How to fight seasonal affective disorder with nutrition

Seasonal affective disorder is a common disorder experienced by many people during the winter months. It is often referred to as "winter depression".

Food products rich in vitamin D and omega 3.
Food products rich in vitamin D and omega 3.

Seasonal affective disorder is commonly referred to as ‘winter depression’ and directly relates to the time period after the clocks go back and the winter months present. The changing seasons affect many people, causing symptoms such as persistent low mood, loss of interest in normal activity, irritability, low self-esteem and increased stress.

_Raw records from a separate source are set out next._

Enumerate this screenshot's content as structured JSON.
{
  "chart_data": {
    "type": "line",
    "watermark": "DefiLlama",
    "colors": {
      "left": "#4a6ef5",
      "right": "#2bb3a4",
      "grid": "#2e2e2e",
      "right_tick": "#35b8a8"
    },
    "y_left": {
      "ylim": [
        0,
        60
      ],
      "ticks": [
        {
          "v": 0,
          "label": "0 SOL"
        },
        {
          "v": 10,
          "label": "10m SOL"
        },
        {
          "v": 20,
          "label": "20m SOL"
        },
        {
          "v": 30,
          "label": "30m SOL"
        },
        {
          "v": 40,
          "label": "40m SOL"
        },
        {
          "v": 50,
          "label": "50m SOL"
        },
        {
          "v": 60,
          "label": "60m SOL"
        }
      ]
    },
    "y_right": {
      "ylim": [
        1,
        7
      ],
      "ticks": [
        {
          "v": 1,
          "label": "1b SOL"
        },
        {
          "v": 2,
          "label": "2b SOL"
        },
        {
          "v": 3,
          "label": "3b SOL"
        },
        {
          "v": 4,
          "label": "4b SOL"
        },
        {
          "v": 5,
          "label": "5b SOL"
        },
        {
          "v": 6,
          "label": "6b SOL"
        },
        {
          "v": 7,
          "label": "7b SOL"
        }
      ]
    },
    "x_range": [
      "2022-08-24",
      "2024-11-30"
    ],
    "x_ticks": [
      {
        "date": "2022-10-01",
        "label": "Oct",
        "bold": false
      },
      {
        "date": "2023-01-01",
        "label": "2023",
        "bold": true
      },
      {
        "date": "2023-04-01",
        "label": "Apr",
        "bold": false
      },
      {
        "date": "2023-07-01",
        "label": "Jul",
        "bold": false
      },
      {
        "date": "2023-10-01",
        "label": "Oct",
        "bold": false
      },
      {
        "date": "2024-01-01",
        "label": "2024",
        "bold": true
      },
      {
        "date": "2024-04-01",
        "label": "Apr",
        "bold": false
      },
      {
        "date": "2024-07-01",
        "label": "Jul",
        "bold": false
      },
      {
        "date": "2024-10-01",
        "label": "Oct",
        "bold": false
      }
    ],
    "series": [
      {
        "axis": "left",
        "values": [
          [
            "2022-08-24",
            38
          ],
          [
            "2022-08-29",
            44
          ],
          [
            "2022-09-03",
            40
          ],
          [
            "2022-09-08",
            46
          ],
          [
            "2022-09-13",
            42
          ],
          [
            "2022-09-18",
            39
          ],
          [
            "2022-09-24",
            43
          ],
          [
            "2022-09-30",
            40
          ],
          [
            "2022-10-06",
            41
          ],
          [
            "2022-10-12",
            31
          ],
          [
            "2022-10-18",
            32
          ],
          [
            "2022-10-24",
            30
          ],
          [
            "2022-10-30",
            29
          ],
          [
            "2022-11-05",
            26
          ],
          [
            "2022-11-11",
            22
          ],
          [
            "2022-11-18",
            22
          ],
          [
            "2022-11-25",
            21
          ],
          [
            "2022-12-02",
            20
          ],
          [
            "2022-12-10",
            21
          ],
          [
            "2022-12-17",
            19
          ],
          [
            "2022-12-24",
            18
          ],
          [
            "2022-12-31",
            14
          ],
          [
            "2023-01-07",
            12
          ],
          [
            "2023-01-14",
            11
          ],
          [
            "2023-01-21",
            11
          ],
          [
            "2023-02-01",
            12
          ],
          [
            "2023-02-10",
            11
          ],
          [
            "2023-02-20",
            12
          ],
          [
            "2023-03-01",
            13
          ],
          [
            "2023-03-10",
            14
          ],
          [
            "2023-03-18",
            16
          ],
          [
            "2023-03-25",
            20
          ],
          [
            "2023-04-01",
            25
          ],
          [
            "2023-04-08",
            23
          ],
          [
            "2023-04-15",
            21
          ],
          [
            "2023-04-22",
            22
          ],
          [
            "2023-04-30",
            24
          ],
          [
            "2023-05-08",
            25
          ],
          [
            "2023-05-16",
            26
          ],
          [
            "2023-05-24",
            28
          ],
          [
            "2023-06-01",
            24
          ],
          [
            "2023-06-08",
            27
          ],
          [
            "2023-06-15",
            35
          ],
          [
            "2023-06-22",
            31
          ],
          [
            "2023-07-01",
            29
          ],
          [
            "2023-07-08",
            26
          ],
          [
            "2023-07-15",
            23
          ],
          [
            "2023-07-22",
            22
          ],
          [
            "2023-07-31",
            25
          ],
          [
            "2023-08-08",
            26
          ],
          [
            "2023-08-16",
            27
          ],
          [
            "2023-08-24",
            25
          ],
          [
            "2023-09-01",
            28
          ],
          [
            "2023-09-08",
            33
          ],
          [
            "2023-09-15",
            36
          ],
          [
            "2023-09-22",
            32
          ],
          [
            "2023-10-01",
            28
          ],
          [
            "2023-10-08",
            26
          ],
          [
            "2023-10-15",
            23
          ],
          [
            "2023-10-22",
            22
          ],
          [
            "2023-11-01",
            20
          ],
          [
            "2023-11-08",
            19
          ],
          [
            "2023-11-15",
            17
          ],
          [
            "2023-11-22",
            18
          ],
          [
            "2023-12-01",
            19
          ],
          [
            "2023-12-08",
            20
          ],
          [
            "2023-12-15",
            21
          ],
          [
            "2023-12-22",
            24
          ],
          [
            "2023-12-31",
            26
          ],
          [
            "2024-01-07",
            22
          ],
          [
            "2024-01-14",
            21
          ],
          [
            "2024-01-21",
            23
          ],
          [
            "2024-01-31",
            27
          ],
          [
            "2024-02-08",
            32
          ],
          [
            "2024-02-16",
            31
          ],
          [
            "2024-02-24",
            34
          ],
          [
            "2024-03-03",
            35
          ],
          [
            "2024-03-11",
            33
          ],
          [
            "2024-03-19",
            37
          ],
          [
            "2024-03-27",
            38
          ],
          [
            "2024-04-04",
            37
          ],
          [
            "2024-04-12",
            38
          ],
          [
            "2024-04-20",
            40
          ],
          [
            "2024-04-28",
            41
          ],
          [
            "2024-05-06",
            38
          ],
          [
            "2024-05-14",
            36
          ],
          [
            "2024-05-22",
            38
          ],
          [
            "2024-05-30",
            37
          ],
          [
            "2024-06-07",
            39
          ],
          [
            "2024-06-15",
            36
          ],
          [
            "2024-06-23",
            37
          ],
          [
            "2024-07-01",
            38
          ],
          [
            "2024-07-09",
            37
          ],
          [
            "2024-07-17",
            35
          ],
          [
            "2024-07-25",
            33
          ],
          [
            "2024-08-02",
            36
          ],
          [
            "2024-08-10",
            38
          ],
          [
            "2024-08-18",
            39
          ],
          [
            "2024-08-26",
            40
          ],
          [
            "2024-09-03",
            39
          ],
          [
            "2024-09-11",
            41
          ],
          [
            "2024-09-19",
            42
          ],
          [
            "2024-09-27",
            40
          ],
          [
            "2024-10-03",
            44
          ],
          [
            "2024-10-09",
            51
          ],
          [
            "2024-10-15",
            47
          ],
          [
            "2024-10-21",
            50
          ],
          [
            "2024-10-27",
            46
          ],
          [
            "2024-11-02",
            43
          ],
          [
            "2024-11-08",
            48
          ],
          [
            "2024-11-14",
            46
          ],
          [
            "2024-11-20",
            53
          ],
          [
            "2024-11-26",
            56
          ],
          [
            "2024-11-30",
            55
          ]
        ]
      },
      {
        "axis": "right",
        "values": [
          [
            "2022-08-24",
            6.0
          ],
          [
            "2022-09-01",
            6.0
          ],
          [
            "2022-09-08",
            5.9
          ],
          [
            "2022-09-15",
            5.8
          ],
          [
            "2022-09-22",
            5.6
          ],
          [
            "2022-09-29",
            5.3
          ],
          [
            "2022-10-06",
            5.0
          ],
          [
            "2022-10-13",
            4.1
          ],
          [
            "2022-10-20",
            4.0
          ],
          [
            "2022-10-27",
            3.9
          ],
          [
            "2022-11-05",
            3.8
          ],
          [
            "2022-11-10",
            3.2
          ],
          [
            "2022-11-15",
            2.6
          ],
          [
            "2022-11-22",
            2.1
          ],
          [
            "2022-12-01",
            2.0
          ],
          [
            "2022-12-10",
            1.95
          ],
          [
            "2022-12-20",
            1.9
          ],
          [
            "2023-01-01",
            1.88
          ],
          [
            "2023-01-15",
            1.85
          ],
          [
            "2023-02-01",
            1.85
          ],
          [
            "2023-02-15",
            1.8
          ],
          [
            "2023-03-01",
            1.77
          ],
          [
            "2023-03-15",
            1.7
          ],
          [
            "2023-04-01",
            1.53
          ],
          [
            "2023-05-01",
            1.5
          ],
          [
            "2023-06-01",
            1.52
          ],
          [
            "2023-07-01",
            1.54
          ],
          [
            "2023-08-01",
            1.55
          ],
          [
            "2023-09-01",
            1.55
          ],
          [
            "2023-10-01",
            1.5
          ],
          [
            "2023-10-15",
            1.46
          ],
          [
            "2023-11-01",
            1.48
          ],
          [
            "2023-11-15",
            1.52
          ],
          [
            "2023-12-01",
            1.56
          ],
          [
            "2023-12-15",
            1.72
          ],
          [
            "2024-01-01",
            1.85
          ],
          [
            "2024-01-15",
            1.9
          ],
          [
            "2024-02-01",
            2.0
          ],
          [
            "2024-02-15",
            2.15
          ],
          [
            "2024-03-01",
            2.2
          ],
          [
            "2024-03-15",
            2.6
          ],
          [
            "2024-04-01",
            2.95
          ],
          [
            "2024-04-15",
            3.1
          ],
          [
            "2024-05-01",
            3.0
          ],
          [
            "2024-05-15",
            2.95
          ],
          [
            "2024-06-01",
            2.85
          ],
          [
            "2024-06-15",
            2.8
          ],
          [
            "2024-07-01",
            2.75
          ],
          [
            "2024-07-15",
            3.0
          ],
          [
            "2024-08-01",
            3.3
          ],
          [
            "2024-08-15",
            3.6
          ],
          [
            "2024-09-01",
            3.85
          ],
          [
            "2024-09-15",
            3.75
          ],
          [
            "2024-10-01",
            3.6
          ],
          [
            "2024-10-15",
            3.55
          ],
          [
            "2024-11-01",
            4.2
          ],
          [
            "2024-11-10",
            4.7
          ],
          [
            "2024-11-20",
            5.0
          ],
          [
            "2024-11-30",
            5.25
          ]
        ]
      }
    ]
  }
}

Vitamin D is thought to be involved in the body’s level of serotonin, the neurotransmitter responsible for mood. Low levels of Vitamin D, due to lack of sunlight during winter months, may play a key role in the rates of SAD.

The feelings experienced when suffering from SAD result in loss of interest in exercising, healthy eating and overall wellbeing. Common dietary issues that occur are increased appetite, specifically cravings geared towards carbohydrates, which often result in excess calorie consumption and weight gain.
Rather than accepting this as common behaviour during winter, there are some things we can all do to fight SAD and maintain a healthy lifestyle throughout winter.

Nutrition is key to develop and maintain a healthy lifestyle throughout the year, and this could not be more valuable during winter.
It is recommended we have a daily intake of 600 IU of Vitamin D. There are certain food sources that contain high levels of Vitamin D, ideal for fighting the symptoms of SAD.

1. Salmon
Within an 85-gram portion of pink salmon, you can receive 447 IU. Salmon, which is rich in omega-3, is a very versatile ingredient to cook with. You can serve it over a bed of vegetables, flaked through a stir fry or salad.

2. Skimmed milk
A common household ingredient, cows’ milk is fortified with Vitamin D, providing you with 100 IU per cup.
However, don’t worry if you don’t consume dairy, plant-based options such as almond, soy and coconut milk also function as good sources of Vitamin D.

3. Eggs
Love a boiled egg or scrambled egg on toast for breakfast? Fantastic.
One egg contains 40 IU Vitamin D. This is a perfect way to start your day and ensure your mood is lifted all day.
Additionally, eggs are a good source of lecithin which acts as a mood stabilizer, further helping combat the signs of SAD.

4. Mushrooms
Naturally containing small levels of Vitamin D, mushrooms are a great addition to any meal. Slice them up and throw them into Bolognese sauce, stir fry’s or pasta dishes.

5. Orange Juice
Do you start your day with a freshly squeezed glass of orange juice? Perfect, you are on your way to a great day. One cup of orange juice can pack almost a third of your daily Vitamin D requirements, not to forget the high levels of Vitamin C in orange juice, helping ward off the winter colds and flu’s.